计算机工程与应用 ›› 2007, Vol. 43 ›› Issue (16): 191-192.

• 数据库与信息处理 • 上一篇    下一篇

基于遗传算法的高维数据模糊聚类

王宝文1,阎俊梅1,刘文远1,石 岩2   

  1. 1.燕山大学 信息学院,河北 秦皇岛 066004
    2.日本九州东海大学 工程学院 信息系统工程系
  • 收稿日期:1900-01-01 修回日期:1900-01-01 出版日期:2007-06-01 发布日期:2007-06-01
  • 通讯作者: 王宝文

High dimensional datas fuzzy clustering based on genetic algorithm

WANG Bao-wen1,YAN Jun-mei1,LIU Wen-yuan1,SHI Yan2   

  1. 1.Informatin Science and Engineering Institute of Yanshan University,Qinhuangdao,Hebei 066004,China
    2.Department of Information System Engineering,School of Engineering,Kyushu Tokai University,Japan
  • Received:1900-01-01 Revised:1900-01-01 Online:2007-06-01 Published:2007-06-01
  • Contact: WANG Bao-wen

摘要: 提出了一种基于遗传算法的高维数据模糊聚类方法。引入了一个模糊非相似矩阵来表示高维样本之间的非相似程度,并将高维样本初始化到二维平面。利用遗传算法进行迭代优化二维样本的坐标值,实现二维样本之间的欧氏距离向样本间的模糊非相似度的趋近,使高维样本映射到二维平面。最后将得到的最优的二维样本利用模糊C-均值聚类(FCM)算法聚类,克服了聚类有效性对高维样本空间分布的依赖。实验仿真表明利用该方法有较好的聚类效果,且比用FCM算法直接聚类收敛速度快。
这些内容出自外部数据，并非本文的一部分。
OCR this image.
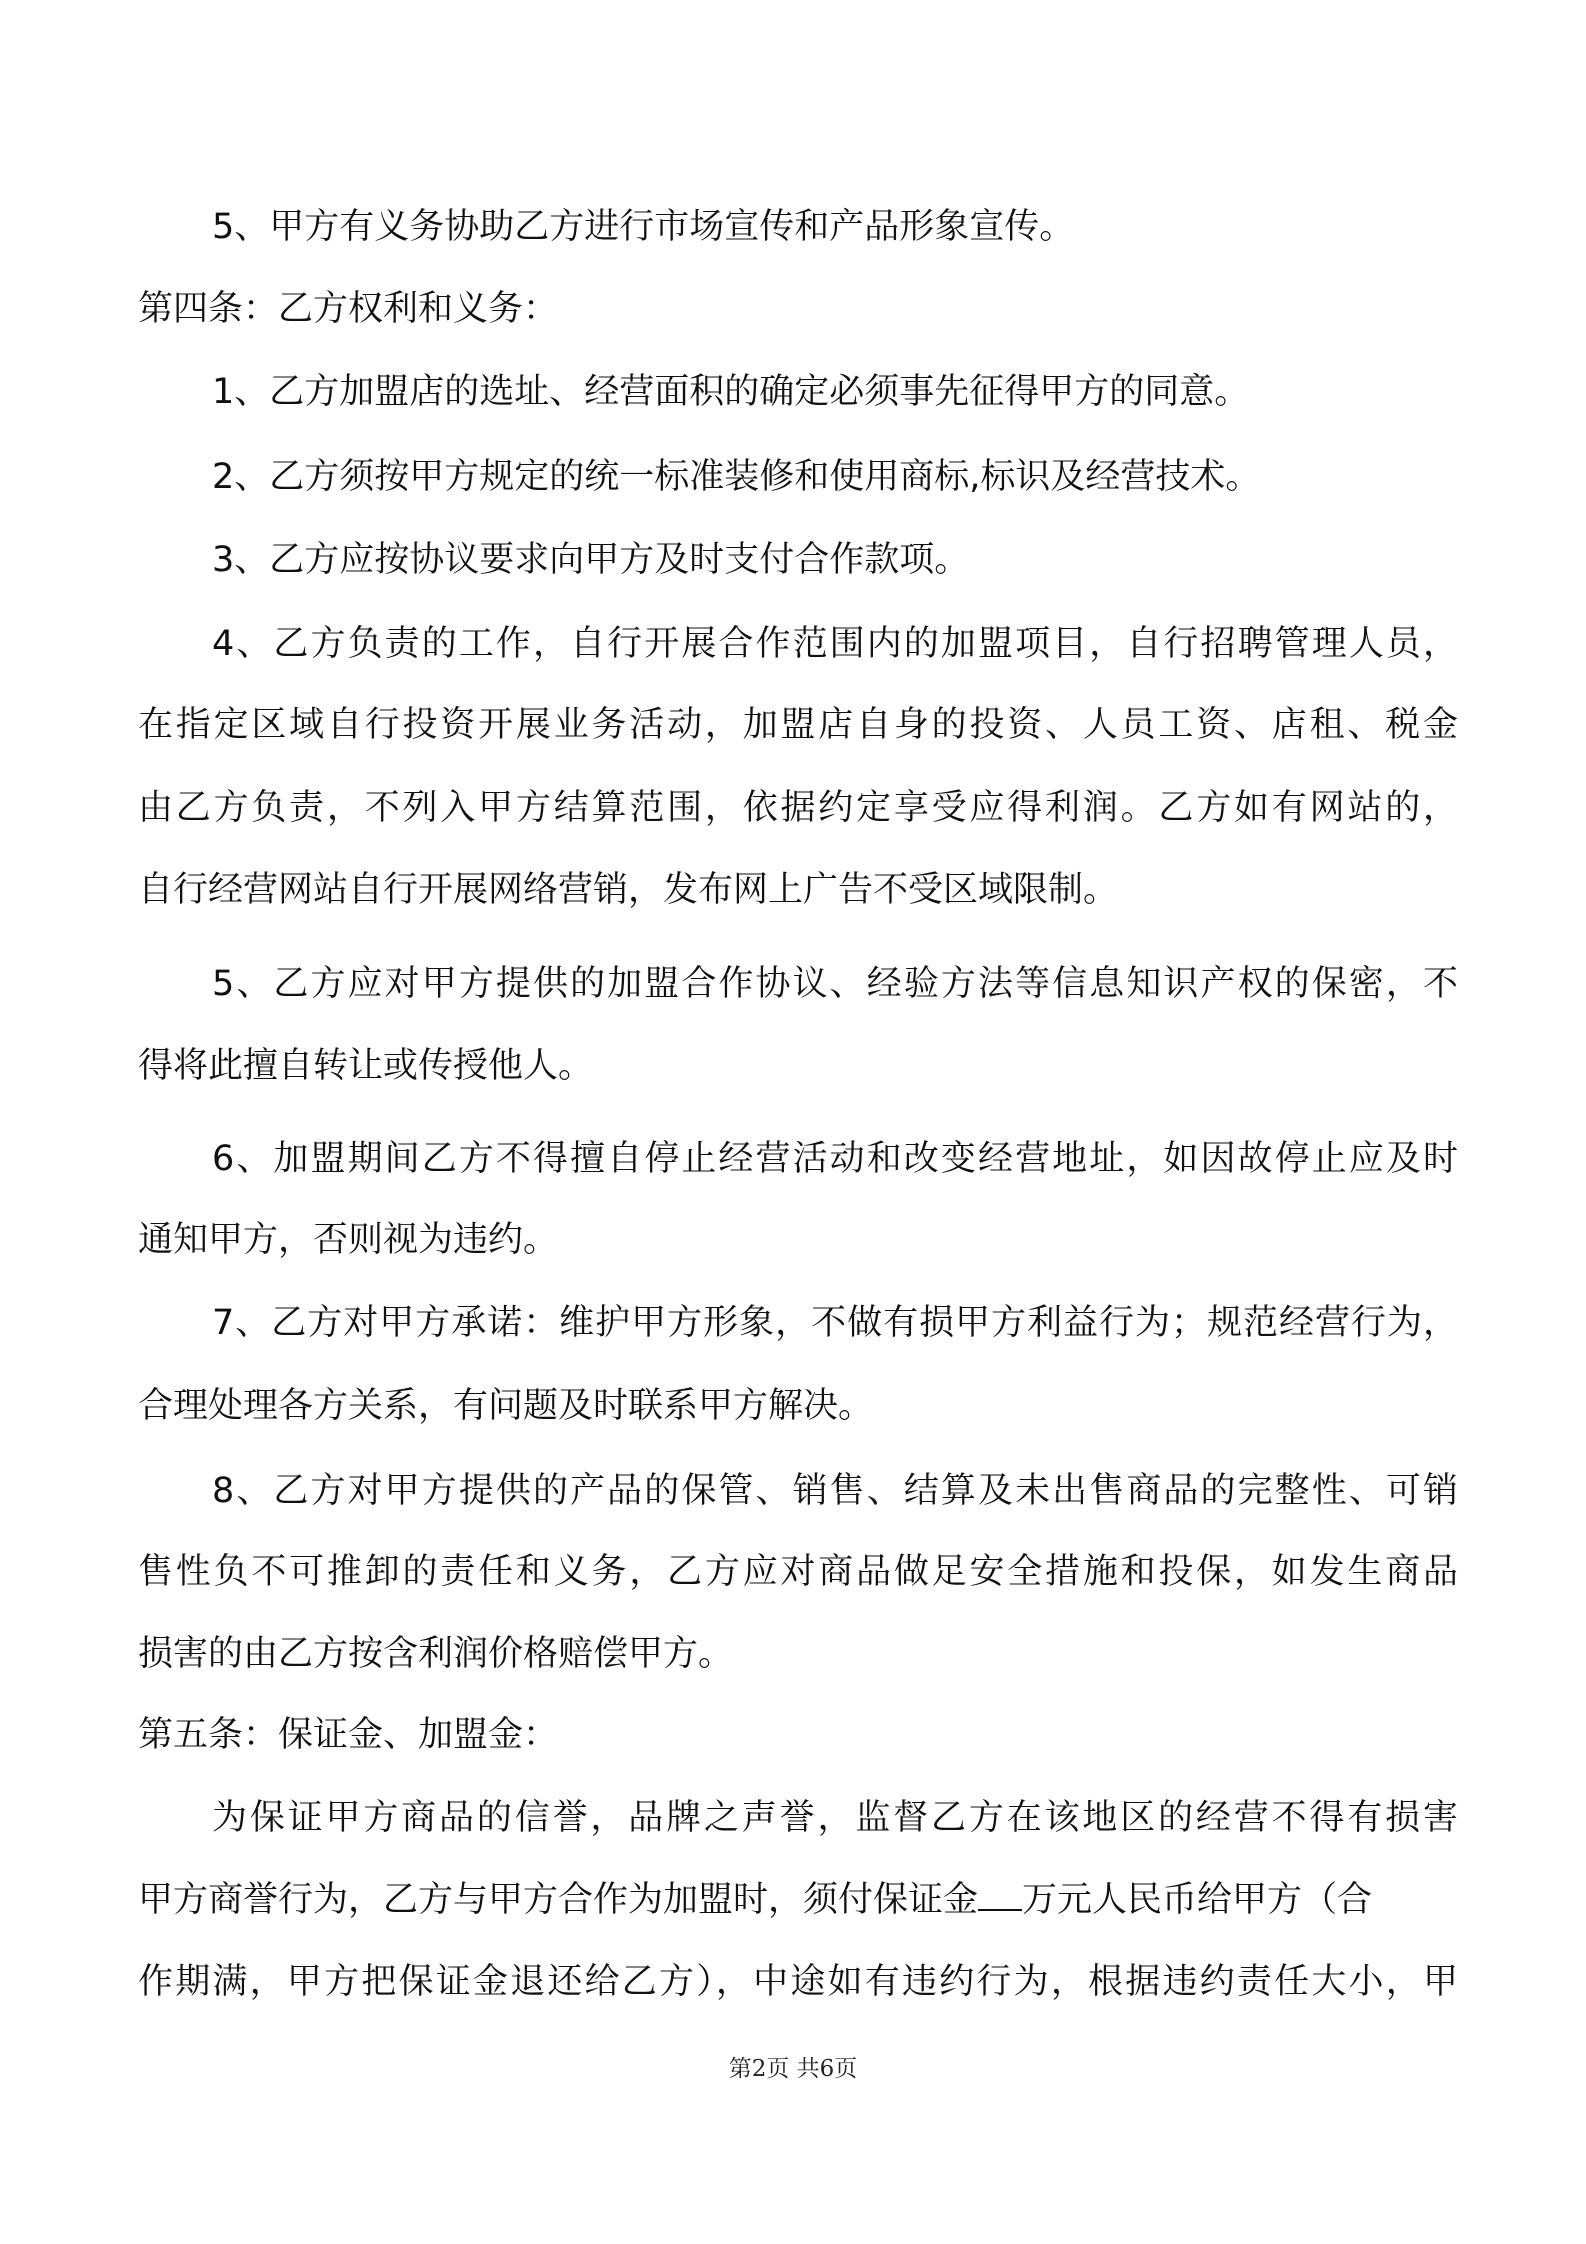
5、甲方有义务协助乙方进行市场宣传和产品形象宣传。
第四条：乙方权利和义务：
1、乙方加盟店的选址、经营面积的确定必须事先征得甲方的同意。
2、乙方须按甲方规定的统一标准装修和使用商标,标识及经营技术。
3、乙方应按协议要求向甲方及时支付合作款项。
4、乙方负责的工作，自行开展合作范围内的加盟项目，自行招聘管理人员，
在指定区域自行投资开展业务活动，加盟店自身的投资、人员工资、店租、税金
由乙方负责，不列入甲方结算范围，依据约定享受应得利润。乙方如有网站的，
自行经营网站自行开展网络营销，发布网上广告不受区域限制。
5、乙方应对甲方提供的加盟合作协议、经验方法等信息知识产权的保密，不
得将此擅自转让或传授他人。
6、加盟期间乙方不得擅自停止经营活动和改变经营地址，如因故停止应及时
通知甲方，否则视为违约。
7、乙方对甲方承诺：维护甲方形象，不做有损甲方利益行为；规范经营行为，
合理处理各方关系，有问题及时联系甲方解决。
8、乙方对甲方提供的产品的保管、销售、结算及未出售商品的完整性、可销
售性负不可推卸的责任和义务，乙方应对商品做足安全措施和投保，如发生商品
损害的由乙方按含利润价格赔偿甲方。
第五条：保证金、加盟金：
为保证甲方商品的信誉，品牌之声誉，监督乙方在该地区的经营不得有损害
甲方商誉行为，乙方与甲方合作为加盟时，须付保证金 万元人民币给甲方（合
作期满，甲方把保证金退还给乙方），中途如有违约行为，根据违约责任大小，甲
第2页 共6页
Abstract: A high dimensional datas fuzzy clustering method is presented based on genetic algorithm,by importing a fuzzy dissimilar matrix to express the dissimilar degree between any two datas,and initializing the high dimensional samples to two dimensional plane.And then iteratively optimize the coordinate value of two dimensional plane using genetic algorithm,which makes the euclidean distance between the two dimensional plane approximate to the fuzzy dissimilar degree between samples gradually,and the high dimensional samples are mapped into two dimensional plane.At last,using FCM algorithm to the two dimensional datas,avoids the dependence of the validity of clustering on the space distribution of high dimensional samples.Experimental results show that the method this paper proposed has more exact clustering result and faster convergence speed than FCM algorithm.